"Train from" - choosing preprocess chunk

icanfast · April 24, 2020, 11:01am

Hello everyone!
I have 29M sentences parallel corpus which was naturally divided into 29 chunks: preprocessed.train.0.pt, preprocessed.train.1.pt etc.
I train my model using colab, which crashes every 6-12 hours, and when I warm start with the command:
!python OpenNMT-py/train.py -data “/content/gdrive/My Drive/onmt/data/ultimate_en_corpus/preprocessed” -save_model “/content/gdrive/My Drive/onmt/data/model/model_u_2” -train_from “/content/gdrive/My Drive/onmt/data/model/model_u_step_13000.pt” -gpu_rank 0
It starts training from chunk 0 all over. This way my model sees only 5-8 chunks everytime.
Can i somehow choose which chunks to start training from, or do i have to create new sub-corpus?
Thank you!

francoishernandez · April 24, 2020, 11:28am

Hey @icanfast
This is an interesting idea and we’ve been thinking of adding it, but we didn’t come to implement it yet.
As a workaround, you can rename or make some links to change the numbering of your shards.
Or, if you’d be willing to make this possible via a new flag we’d be happy to accept a PR.
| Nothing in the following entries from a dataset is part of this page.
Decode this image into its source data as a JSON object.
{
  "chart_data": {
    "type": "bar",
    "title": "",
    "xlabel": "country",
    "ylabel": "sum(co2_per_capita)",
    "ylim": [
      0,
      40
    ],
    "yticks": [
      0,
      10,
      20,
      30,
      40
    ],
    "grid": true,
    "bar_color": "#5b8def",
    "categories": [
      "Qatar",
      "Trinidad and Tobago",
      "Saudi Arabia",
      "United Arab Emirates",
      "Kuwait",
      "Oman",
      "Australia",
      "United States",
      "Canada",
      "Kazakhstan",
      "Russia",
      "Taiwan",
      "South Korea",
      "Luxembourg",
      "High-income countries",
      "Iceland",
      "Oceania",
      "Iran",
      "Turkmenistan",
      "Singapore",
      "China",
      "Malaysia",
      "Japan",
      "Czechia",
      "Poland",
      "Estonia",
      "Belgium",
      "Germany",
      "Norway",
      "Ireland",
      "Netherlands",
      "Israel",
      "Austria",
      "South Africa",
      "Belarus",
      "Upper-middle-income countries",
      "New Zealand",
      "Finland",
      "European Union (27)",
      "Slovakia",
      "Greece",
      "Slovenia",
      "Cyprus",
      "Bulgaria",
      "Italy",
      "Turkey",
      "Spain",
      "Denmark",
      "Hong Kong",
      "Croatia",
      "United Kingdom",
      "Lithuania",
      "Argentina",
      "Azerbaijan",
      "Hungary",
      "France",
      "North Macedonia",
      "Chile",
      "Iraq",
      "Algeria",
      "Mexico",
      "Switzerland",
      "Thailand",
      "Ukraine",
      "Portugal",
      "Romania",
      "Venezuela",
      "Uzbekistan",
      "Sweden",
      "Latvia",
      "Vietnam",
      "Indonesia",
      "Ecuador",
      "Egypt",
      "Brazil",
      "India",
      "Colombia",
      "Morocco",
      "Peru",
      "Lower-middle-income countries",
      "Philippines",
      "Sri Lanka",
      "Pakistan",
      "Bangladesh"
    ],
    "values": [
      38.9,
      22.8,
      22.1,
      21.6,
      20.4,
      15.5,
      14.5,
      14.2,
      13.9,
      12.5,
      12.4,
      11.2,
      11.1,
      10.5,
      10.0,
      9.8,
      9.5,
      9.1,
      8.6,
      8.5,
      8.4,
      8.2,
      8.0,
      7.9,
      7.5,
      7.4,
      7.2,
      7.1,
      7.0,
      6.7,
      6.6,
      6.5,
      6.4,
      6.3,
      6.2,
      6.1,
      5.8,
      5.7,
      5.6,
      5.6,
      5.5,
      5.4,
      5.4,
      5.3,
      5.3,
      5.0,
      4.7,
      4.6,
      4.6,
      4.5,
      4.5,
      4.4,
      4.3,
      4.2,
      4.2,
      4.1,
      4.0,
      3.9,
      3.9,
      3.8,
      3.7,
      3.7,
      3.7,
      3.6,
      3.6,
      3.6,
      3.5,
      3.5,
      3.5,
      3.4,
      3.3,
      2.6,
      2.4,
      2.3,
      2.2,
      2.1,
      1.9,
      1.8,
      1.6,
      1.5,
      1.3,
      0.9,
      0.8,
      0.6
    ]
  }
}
icanfast · April 24, 2020, 11:45am

Thank you!
Yes, this workaround came too mind too, I just havent looked into preprocessed files and doubted in case they have some metadata, but now i’ll just go and do that!

francoishernandez · July 20, 2020, 5:12pm

Hey @icanfast
I opened a PR which aims at tackling this topic: https://github.com/OpenNMT/OpenNMT-py/pull/1826
Would be great if you could checkout this branch and test it in your setup.